When Thursday afternoon arrived, it found Miss Harding entering the ogre’s bedroom with a smile tightly glued on her lips, and a heart beating uncomfortably fast beneath her ugly flannel blouse. From the bed a pair of gimlet-like eyes surveyed her sharply, pale lips twisted, and showed a snarl of teeth. He volunteered no remark, however, and I wasted not a second in opening my book, and beginning to read as a refuge against conversation. I could feel the scrutiny of his eyes on my face, but I read on steadily, never looking up for nearly an hour, when the story came to an end.

“Have you had enough reading for to-day, or would you care to hear one of the articles in this review?”

He glared at me, and said coldly:—

“So you are in the conspiracy, too! Women are all alike! Sitting here, all smiles and flummery to my face, and then going away to abuse me behind my back!”

“That’s not true!”

I cried hotly. “At least, it’s a very unfair representation. There was no necessity for me to come here at all.
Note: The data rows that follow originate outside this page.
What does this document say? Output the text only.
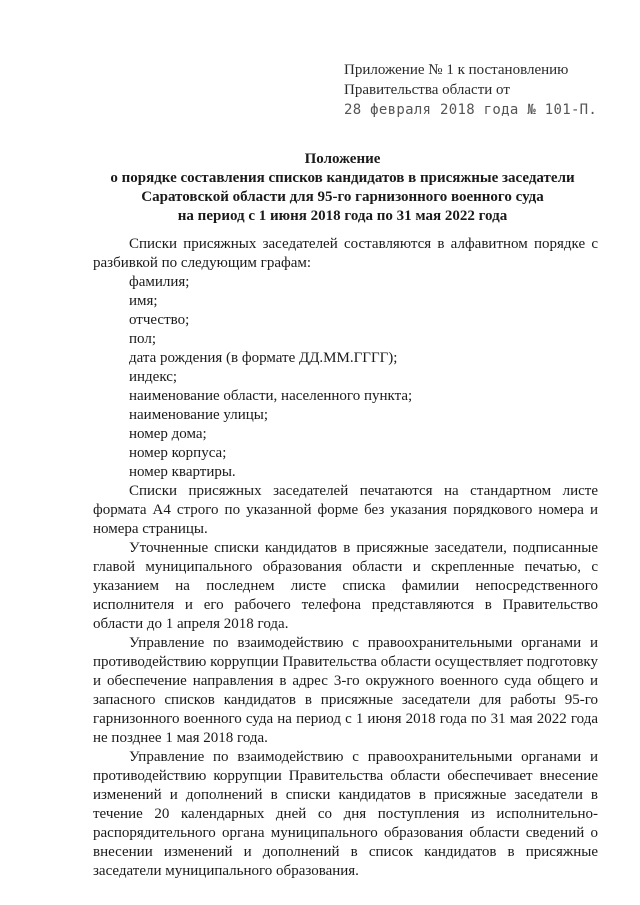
Приложение № 1 к постановлению
Правительства области от
28 февраля 2018 года № 101-П.
Положение
о порядке составления списков кандидатов в присяжные заседатели
Саратовской области для 95-го гарнизонного военного суда
на период с 1 июня 2018 года по 31 мая 2022 года

Списки присяжных заседателей составляются в алфавитном порядке с разбивкой по следующим графам:

фамилия;
имя;
отчество;
пол;
дата рождения (в формате ДД.ММ.ГГГГ);
индекс;
наименование области, населенного пункта;
наименование улицы;
номер дома;
номер корпуса;
номер квартиры.

Списки присяжных заседателей печатаются на стандартном листе формата А4 строго по указанной форме без указания порядкового номера и номера страницы.

Уточненные списки кандидатов в присяжные заседатели, подписанные главой муниципального образования области и скрепленные печатью, с указанием на последнем листе списка фамилии непосредственного исполнителя и его рабочего телефона представляются в Правительство области до 1 апреля 2018 года.

Управление по взаимодействию с правоохранительными органами и противодействию коррупции Правительства области осуществляет подготовку и обеспечение направления в адрес 3-го окружного военного суда общего и запасного списков кандидатов в присяжные заседатели для работы 95-го гарнизонного военного суда на период с 1 июня 2018 года по 31 мая 2022 года не позднее 1 мая 2018 года.

Управление по взаимодействию с правоохранительными органами и противодействию коррупции Правительства области обеспечивает внесение изменений и дополнений в списки кандидатов в присяжные заседатели в течение 20 календарных дней со дня поступления из исполнительно-распорядительного органа муниципального образования области сведений о внесении изменений и дополнений в список кандидатов в присяжные заседатели муниципального образования.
I have done it because you were a neighbour, and ill, and I wanted to help you—and even more to help your wife. As for ‘smiles and flummery,’ as you express it, there has been no chance of anything so friendly. You have allowed no chance!”

“You don’t deny, I suppose, that you joined with matron in abusing me as a monster of wickedness?”

“I said you had the worst temper I had ever met. So you have. I said I believed that you poisoned yourself, as well as every one near you. So I do. All the more credit to me for giving you so much of my time.”

He lay silent, staring into my face. It was plain that the man had received a shock. For once in his life he had been shown a picture of himself as others saw him, and in the seeing something had been hurt—conscience, vanity, amour-propre—it was impossible to say which, and now his brain was at work, trying to assimilate the new thought. All the time I had been reading, he had been pondering and raging. Probably he had not heard a single word.

“You women,” he began again. “You women! Talk of ministering angels—all very fine for a few days, while the novelty lasts—after that a poor beggar can suffer tortures, and get nothing but revilings for bad temper. Would you be an angel of meekness if you had to go through what I am bearing now?”